Health system transformation is a lengthy process that can take 18 months to 3 years (depending on a myriad of factors) and requires a focus on continuous improvement and learning. It is hard work; it is expensive work; and it is slow work. But our new report suggests that it is worth the investment. Medical home programs that have been implemented for a longer period of time have had the opportunity to identify best practices and learn from their mistakes, and therefore have been able to adjust, adapt, and evolve to deliver care more efficiently and continuously improve quality of care. The authors of the Pennsylvania Chronic Care Initiative studies and their analysis “nature” versus “nurture” characteristics have a lot to teach us.

3. It seems that the biggest potential for savings are the low-hanging fruit, as in reduced ER visits, inpatient visits, readmissions, etc. Is this a trend that will last over time for practices and healthcare systems? 

Indeed the PCMH is demonstrating favorable reductions in ER visits, hospitalizations, and readmissions. These “low-hanging fruit” are helpful in achieving cost savings in the initial PCMH implementation years because they can offset some of the upfront costs of PCMH transformation. However, they are not the only avenues by which to achieve cost savings. As referenced in this year’s report, the model is also associated with reducing costly specialist visits and spending on prescription drugs, as well as reductions in total cost of care. As far as the longevity of this trend, it’s hard to say, but the PCMH offers sophisticated primary care that includes diligent care coordination, continuity, and efficiency that can improve quality of care and effectively reduce the need for return or follow-up visits.

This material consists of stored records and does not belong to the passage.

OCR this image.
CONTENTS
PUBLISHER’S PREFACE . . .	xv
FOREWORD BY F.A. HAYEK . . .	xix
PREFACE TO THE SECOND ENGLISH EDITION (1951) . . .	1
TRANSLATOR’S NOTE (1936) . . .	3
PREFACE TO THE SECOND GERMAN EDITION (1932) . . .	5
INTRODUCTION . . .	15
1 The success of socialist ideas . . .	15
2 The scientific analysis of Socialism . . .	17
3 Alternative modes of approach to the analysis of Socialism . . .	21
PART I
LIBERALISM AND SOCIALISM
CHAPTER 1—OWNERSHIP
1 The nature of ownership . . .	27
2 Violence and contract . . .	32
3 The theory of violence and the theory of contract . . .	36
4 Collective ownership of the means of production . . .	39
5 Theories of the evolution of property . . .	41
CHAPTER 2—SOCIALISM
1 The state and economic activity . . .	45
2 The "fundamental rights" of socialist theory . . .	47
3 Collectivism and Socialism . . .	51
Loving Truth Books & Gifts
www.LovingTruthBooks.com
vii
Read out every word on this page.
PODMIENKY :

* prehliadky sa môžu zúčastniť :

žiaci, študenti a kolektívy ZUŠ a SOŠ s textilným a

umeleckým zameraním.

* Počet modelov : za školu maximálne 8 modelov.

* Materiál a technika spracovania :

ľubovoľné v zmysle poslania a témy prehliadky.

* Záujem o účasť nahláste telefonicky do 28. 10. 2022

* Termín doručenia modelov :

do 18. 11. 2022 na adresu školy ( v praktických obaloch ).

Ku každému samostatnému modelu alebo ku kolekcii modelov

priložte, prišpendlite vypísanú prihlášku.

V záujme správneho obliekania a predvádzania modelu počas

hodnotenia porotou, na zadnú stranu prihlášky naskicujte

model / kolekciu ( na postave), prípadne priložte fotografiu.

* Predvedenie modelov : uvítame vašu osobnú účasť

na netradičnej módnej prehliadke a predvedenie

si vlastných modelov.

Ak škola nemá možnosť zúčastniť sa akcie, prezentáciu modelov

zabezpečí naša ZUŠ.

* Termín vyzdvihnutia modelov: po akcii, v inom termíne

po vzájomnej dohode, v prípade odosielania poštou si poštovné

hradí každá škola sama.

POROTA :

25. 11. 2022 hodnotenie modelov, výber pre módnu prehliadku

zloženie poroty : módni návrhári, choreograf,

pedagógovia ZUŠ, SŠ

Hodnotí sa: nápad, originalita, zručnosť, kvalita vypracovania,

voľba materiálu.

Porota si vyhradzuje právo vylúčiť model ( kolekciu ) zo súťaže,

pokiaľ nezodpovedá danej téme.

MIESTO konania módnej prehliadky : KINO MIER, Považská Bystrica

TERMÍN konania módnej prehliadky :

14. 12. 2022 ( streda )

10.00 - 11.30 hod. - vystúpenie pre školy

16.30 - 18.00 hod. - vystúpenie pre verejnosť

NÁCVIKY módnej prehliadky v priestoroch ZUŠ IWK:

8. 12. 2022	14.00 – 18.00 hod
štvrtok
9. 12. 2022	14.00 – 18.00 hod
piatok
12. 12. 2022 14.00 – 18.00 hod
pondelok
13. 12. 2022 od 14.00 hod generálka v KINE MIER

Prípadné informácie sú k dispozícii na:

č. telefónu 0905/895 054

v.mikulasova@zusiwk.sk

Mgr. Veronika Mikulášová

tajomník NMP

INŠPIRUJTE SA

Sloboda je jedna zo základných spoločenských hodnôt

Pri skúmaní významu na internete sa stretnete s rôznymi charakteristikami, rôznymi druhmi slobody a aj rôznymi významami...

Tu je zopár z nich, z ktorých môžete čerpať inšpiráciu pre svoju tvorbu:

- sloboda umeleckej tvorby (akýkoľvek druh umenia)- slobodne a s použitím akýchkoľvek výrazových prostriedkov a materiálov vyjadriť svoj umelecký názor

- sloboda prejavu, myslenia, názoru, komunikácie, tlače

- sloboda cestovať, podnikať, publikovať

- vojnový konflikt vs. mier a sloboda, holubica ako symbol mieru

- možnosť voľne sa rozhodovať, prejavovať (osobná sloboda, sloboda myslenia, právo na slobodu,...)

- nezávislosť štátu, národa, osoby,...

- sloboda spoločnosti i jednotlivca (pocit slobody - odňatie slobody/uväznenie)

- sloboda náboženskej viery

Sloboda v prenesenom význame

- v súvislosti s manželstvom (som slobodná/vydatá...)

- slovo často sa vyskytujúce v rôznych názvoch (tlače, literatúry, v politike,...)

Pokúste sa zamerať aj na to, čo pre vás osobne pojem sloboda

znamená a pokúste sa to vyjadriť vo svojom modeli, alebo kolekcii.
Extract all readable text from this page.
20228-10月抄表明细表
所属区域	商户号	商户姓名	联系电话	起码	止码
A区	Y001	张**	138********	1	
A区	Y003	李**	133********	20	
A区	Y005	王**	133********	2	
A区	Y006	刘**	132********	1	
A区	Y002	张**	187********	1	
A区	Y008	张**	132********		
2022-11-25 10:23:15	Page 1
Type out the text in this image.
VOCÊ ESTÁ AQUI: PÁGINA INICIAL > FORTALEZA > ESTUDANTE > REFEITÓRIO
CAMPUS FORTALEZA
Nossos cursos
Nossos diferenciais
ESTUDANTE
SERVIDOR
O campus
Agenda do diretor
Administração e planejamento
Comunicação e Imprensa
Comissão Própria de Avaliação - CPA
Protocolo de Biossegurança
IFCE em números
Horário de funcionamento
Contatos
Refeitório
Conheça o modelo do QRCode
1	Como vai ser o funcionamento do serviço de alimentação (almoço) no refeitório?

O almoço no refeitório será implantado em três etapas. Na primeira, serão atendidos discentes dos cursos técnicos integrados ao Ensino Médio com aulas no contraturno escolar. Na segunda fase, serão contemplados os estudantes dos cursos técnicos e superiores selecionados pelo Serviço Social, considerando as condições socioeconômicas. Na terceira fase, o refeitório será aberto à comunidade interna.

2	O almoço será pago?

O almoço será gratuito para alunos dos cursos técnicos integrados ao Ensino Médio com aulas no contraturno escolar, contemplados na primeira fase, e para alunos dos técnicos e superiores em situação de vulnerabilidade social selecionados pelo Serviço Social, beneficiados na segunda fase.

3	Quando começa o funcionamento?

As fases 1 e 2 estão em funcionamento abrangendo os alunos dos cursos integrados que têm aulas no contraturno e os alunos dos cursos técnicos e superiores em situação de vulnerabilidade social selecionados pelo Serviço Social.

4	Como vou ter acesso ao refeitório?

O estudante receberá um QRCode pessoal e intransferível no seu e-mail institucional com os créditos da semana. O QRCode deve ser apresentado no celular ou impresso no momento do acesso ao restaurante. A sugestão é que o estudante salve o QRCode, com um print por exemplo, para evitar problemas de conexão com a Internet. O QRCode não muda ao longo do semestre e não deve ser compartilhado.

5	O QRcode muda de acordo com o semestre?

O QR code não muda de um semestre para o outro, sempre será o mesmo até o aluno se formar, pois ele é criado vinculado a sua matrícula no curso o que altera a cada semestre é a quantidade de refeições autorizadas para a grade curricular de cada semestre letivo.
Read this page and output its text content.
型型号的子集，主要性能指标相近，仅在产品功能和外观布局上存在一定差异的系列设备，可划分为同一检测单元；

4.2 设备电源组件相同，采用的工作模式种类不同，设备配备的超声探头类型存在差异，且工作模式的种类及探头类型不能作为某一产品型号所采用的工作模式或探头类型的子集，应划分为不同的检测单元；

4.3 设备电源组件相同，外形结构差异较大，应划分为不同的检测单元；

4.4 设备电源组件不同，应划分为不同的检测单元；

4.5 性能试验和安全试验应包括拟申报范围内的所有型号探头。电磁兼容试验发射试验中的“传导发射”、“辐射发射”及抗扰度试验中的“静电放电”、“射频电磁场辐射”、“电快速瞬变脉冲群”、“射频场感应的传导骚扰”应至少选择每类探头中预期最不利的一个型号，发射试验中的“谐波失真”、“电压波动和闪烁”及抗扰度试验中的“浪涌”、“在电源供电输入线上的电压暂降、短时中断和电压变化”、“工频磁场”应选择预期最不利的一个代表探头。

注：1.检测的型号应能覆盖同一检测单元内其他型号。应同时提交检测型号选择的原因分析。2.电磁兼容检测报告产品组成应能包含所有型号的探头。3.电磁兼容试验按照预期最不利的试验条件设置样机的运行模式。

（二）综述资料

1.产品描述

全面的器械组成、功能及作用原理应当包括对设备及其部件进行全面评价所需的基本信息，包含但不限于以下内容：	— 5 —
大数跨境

4. How is the role of payers evolving in medical home initiatives? (private, public, etc.)

Since our inception in 2006, the PCMH has gained significant traction in both the public and private markets, and we’ve seen a proliferation in PCMH initiatives nationwide. As more and more payers have engaged in value-based payment to support this model, it has fostered a need to standardize cost, quality, performance, and meaningful patient experience metrics across multiple payers. This is a significant evolution, and now multi-payer collaboratives are beginning to learn how to best align local, regional, and national payer and provider interests in order to scale and spread best practices and optimize both delivery and payment reform. As we mention in our report, the PCMH programs with multi-payer alignment are generally showing more impressive cost and utilization outcomes. 

5. What are you most excited to see for the PCMH in 2016?

This will be a big year for the PCMH in terms of regulatory policy. Last year, Congress passed the Medicare Access and CHIP Reauthorization Act (MACRA), which creates two new innovative payment pathways for PCMH (the Merit-based Incentive Program System and Alternative Payment Models), both of which acknowledge advanced primary care as critical to advancing system-wide transformation. Pretty exciting, right? It gets better. This year, through the regulatory process CMS will define PCMH certification for the purpose of payment incentives, which further underscores the importance of having a unified vision of the PCMH model. We think that better aligning PCMH certification with what it actually takes to transform a practice will be increasingly important if we want patients, payers, and providers to value the model.